David Fizdale inspired Knicks forward by making him angry
Troy Williams, the lone Knick to play for David Fizdale, gives his former/current coach credit for one of his most memorable nights in the NBA during his rookie season with Memphis.
On Dec. 10, 2016, the Grizzlies were down to 10 healthy players and Williams was forced into the starting lineup against the vaunted Warriors at FedEx Forum.
Late in the first quarter, Fizdale let him have it.
“He made me mad,’’ Williams said in a phone interview. “He thought I wasn’t playing hard. He told me on the way to the huddle I was scared and didn’t look like I wanted to play. I ended up playing a lot better. It was one the highlights of my rookie year.’’
Williams finished the night with 11 points in 19 minutes as Memphis routed the Warriors.
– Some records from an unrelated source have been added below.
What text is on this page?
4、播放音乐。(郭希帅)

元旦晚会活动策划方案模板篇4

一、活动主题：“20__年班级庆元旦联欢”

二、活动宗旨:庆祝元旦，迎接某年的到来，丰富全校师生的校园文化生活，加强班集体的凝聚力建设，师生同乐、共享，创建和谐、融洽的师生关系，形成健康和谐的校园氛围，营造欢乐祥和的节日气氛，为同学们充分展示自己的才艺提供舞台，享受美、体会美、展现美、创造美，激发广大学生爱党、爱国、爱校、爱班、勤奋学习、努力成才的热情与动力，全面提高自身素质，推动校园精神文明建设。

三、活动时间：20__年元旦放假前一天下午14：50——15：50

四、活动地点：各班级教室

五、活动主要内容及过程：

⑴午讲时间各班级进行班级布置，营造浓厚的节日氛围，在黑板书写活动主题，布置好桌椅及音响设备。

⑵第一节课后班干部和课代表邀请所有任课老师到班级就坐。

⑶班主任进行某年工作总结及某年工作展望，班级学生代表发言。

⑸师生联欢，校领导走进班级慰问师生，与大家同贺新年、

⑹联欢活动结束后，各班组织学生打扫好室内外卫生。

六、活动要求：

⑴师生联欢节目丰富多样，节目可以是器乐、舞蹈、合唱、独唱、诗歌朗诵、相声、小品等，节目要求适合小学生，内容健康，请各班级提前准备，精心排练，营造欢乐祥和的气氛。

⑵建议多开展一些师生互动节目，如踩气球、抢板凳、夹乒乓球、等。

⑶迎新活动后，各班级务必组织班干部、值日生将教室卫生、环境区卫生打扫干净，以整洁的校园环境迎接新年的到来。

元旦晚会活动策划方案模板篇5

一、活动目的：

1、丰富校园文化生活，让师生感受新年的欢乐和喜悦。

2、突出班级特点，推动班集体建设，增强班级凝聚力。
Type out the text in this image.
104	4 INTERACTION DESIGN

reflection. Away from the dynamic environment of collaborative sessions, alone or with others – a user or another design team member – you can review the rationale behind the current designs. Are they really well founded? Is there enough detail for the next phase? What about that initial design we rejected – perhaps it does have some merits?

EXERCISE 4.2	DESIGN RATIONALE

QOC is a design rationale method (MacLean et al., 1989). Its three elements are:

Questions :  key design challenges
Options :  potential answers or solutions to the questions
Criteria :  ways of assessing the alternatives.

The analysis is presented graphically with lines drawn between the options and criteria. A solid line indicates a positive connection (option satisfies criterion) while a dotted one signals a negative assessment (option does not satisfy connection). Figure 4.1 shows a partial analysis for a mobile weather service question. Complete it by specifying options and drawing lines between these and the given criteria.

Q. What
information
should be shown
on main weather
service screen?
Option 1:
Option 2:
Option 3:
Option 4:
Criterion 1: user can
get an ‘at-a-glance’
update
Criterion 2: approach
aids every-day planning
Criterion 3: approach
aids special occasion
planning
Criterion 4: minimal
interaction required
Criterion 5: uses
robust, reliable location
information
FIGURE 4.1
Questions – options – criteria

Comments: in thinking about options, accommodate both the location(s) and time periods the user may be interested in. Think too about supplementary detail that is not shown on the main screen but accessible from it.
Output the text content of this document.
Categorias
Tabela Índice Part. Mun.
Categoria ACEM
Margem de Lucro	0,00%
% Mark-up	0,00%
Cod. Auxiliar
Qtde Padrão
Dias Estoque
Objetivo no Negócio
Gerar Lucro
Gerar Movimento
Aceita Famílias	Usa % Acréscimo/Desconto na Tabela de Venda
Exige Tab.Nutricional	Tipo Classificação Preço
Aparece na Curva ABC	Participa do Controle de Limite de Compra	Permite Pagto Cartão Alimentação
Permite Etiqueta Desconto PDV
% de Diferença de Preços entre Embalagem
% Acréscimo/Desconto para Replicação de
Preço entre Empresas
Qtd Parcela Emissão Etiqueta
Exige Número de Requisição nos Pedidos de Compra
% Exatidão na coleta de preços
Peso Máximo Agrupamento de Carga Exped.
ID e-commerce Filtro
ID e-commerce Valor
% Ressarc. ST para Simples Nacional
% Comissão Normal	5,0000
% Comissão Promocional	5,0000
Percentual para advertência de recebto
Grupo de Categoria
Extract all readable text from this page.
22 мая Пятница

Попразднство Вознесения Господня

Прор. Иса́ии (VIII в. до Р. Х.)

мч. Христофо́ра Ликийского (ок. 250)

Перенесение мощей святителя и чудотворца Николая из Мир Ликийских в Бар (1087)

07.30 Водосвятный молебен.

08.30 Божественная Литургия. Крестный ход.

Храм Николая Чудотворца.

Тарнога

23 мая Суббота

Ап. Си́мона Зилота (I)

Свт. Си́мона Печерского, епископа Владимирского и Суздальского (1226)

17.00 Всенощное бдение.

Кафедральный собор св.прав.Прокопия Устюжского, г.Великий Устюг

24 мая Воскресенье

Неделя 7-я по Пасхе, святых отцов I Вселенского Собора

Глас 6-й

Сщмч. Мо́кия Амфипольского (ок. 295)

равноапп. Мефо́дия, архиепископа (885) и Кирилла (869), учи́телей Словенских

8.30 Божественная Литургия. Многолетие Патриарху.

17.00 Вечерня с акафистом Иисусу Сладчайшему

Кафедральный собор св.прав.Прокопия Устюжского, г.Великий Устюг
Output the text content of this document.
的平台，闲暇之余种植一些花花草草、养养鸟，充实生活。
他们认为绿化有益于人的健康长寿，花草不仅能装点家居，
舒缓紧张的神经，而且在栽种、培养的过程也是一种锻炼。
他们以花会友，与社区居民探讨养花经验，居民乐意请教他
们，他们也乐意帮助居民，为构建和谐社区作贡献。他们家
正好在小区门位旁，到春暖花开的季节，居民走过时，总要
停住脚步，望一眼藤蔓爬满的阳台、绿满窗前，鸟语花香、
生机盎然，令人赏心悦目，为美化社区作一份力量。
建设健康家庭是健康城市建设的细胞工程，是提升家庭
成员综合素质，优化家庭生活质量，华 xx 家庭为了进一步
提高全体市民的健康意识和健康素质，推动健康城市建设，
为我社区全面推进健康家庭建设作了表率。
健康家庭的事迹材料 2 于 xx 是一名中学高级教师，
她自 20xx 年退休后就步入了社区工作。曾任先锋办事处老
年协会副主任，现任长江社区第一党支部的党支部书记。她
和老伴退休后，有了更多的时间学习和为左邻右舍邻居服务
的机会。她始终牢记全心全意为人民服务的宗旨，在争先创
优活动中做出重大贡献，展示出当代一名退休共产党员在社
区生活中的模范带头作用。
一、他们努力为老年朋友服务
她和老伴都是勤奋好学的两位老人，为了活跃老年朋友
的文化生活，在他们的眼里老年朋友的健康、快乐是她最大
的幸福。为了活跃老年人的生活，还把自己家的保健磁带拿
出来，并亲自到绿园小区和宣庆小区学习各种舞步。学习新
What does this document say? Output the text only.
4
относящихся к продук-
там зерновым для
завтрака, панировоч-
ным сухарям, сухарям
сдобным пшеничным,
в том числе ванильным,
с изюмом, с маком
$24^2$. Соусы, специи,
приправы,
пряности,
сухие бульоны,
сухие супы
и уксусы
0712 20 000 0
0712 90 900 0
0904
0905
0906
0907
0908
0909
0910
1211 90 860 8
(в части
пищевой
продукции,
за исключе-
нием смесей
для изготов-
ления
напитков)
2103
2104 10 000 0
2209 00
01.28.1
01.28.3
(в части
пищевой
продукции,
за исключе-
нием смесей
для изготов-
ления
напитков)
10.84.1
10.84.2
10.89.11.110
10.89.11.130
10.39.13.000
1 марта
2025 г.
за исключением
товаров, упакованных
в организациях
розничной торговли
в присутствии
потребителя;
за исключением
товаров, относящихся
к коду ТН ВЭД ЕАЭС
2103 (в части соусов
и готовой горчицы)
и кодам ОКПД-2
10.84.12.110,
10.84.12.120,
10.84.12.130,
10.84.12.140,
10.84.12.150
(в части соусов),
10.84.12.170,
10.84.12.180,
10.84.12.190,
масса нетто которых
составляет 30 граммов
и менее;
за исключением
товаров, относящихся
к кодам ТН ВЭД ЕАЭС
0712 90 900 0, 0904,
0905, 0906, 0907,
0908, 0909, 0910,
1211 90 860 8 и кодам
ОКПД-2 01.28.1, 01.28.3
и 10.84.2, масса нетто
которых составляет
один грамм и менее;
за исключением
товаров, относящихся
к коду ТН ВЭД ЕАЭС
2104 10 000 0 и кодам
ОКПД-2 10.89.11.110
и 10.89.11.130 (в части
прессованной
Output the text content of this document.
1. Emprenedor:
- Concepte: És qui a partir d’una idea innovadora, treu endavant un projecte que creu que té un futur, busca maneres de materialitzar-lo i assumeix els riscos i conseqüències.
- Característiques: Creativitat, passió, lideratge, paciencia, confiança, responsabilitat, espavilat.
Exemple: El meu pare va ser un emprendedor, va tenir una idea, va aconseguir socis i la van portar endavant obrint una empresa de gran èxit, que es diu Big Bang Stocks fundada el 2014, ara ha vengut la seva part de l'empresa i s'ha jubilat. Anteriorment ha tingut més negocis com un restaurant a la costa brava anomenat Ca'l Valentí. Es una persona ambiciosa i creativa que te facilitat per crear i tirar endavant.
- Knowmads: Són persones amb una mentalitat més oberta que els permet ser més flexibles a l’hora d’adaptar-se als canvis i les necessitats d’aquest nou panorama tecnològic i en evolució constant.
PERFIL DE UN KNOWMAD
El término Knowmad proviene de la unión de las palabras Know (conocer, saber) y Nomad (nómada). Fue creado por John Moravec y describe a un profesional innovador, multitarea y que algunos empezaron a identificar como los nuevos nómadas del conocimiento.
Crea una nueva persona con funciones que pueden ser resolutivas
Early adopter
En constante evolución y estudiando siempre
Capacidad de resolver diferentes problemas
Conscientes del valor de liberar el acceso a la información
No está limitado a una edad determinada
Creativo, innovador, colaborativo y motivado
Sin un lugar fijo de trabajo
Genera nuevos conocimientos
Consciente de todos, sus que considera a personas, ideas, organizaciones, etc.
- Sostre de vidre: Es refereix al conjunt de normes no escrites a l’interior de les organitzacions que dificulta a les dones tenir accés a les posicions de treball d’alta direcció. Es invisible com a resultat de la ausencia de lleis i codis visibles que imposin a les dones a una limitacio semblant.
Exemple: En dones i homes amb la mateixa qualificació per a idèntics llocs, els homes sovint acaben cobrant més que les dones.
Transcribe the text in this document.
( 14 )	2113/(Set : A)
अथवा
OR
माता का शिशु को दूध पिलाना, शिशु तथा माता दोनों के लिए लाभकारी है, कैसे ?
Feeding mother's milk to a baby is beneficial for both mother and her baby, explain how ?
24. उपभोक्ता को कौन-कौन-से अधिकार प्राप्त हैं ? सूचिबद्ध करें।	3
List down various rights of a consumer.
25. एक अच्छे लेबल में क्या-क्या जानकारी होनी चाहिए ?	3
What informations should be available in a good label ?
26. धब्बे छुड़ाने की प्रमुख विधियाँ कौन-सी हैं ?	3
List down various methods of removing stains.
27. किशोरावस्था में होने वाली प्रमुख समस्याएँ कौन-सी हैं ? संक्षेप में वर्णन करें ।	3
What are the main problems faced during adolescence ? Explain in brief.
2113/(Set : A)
Williams threw down a resounding fast-break dunk in the second half that gave Memphis its biggest lead at 30 points.
“After the game, he said he knows I’m not a scared player,’’ Williams said. “He felt he had to get me going. He didn’t mean anything by it.”
Still, Williams was cut in late January that season after playing 24 games so Memphis could sign a veteran, ex-Knick guard Toney Douglas. Williams played a month for Memphis’ G-League team in Iowa before signing with the Rockets late in 2016-17.
“Even when I got waived, [Fizdale] was one of the first people to reach out to me,’’ Williams said. “He said to keep my head up, I belong in the NBA and don’t get down, just keep working.”
They are both Knicks now, and the 23-year-old believes he’ll have a role next season. The athletic 6-foot-7 small forward, who signed after the All-Star break when he was cut by the Rockets, was a revelation. Williams has a partially guaranteed contract for 2018-19.
“I texted him myself and told him I’m happy for him and said he was happy to have me on the team,’’ Williams said.
Williams swears any Fizdale rift with Marc Gasol came after he left. But Fizdale knows how to prod while still carrying an L.A.-cool exterior, according to Williams. (Fizdale hails from South Central Los Angeles).
“He knows how to bring the best out of everybody,’’ Williams said. “He’s more laid back, relaxed guy. It’s not a mental game he plays with people, but he wants you to be mentally stronger.”
Undrafted out of Indiana, Williams said he got a good review at his exit meeting with Knicks brass, which told him he added the athleticism that was needed on the roster. In his 17 games, Williams was good for at least one highlight dunk a night. He averaged 7.5 points in 17 minutes, shooting 49 percent, averaging 3.5 rebounds and 1.1 steals.
However, Williams missed the final five games with a broken jaw. On Monday, Williams had the wires removed and has just resumed basketball activities.
“I had to talk through my teeth,’’ he said.